Chromatin interactions are essential in enhancer-promoter interactions (EPIs) and transcriptional regulation. CTCF and cohesin proteins located at chromatin interaction anchors. However, there is still no overall understanding of proteins associated with chromatin interactions and insulator functions. Here, we describe a systematic and comprehensive deep-learning-based approach for discovering DNA-binding motifs of transcription factors (TFs) associated with insulator function, EPIs, and gene expression. This analysis identified 98 directional and non-directional motifs that significantly affected the expression level of putative transcriptional target genes in human foreskin fibroblast cell, and included the following known TFs associated with insulator function or interacted with an insulator TF: CTCF, cohesin (RAD21 and SMC3), BATF, BCL6, FOS, FOXA3, HNF4A, JUN, MAZ, MECP2, MYB, MYOD1, PAX5, PRDM9, SIN3A, SMAD2, SMAD3, SPI1, TRIM28, USF1, VDR, and ZNF143. Most of the known TFs are associated with CTCF, but MAZ is reported to have insulator function independently. These findings and methods contribute to reveal novel functions of TFs and gene regulation.
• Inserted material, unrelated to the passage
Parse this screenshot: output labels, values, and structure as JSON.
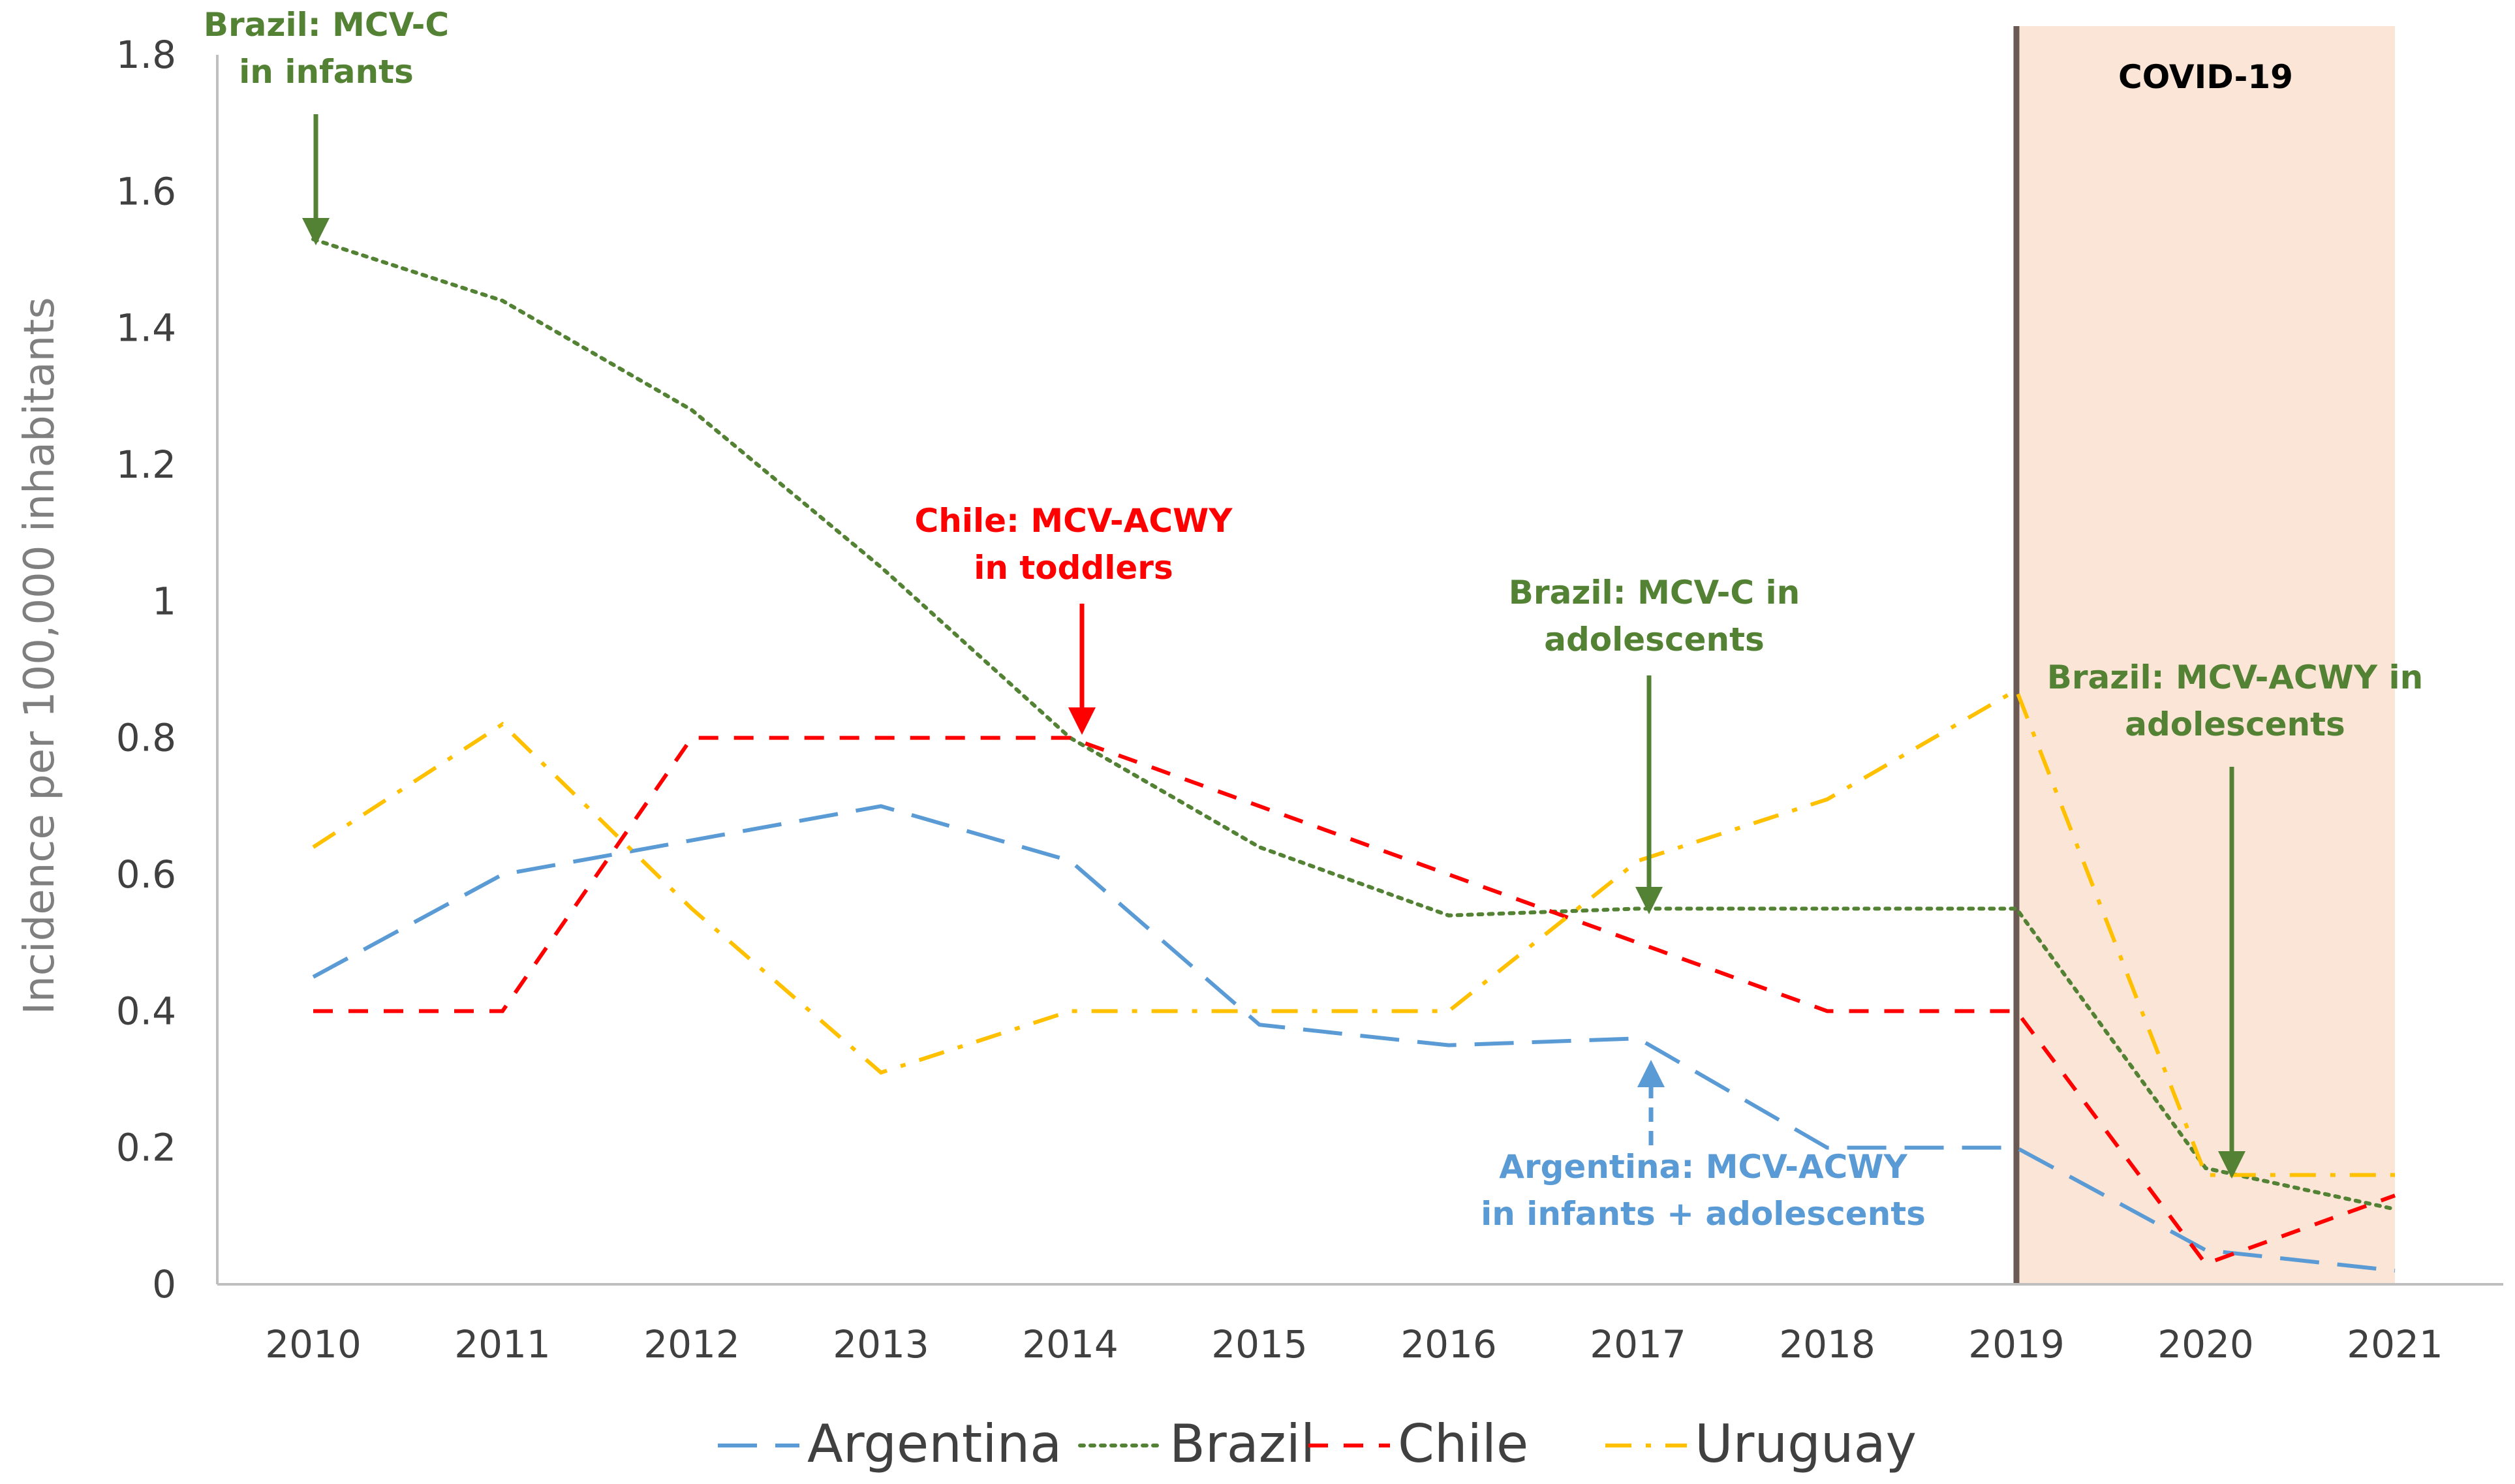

• Shanshan Zhang, Case Western Reserve University, United States
• Dylan Plummer, Case Western Reserve University, United States
• Fulai Jin, Case Western Reserve University, United States
• Jing Li, Case Western Reserve University, United States

Mapping chromatin loops from noisy Hi-C heatmaps remains a major challenge. Here we present DeepLoop, which performs rigorous bias-correction followed by deep-learning-based signal-enhancement for robust chromatin interaction mapping from low-depth Hi-C data. DeepLoop enables loop-resolution single-cell Hi-C analysis. It also achieves a cross-platform convergence between different Hi-C protocols and micro-C. DeepLoop allowed us to map the genetic and epigenetic determinants of allele-specific (AS) chromatin interactions in human genome. We nominate new loci with AS-interactions governed by imprinting or allelic DNA methylation. We also discovered that in the inactivated X chromosome (Xi), local loops at the DXZ4 “megadomain” boundary escape X-inactivation, but the FIRRE “superloop” locus does not escape. Importantly, DeepLoop can pinpoint heterozygous SNPs and large structure variants (SVs) that cause allelic chromatin loops, many of which rewire enhancers with transcription consequences. Taken together, DeepLoop expands the use of Hi-C to provide loop-resolution insights into the genetics of 3D genome.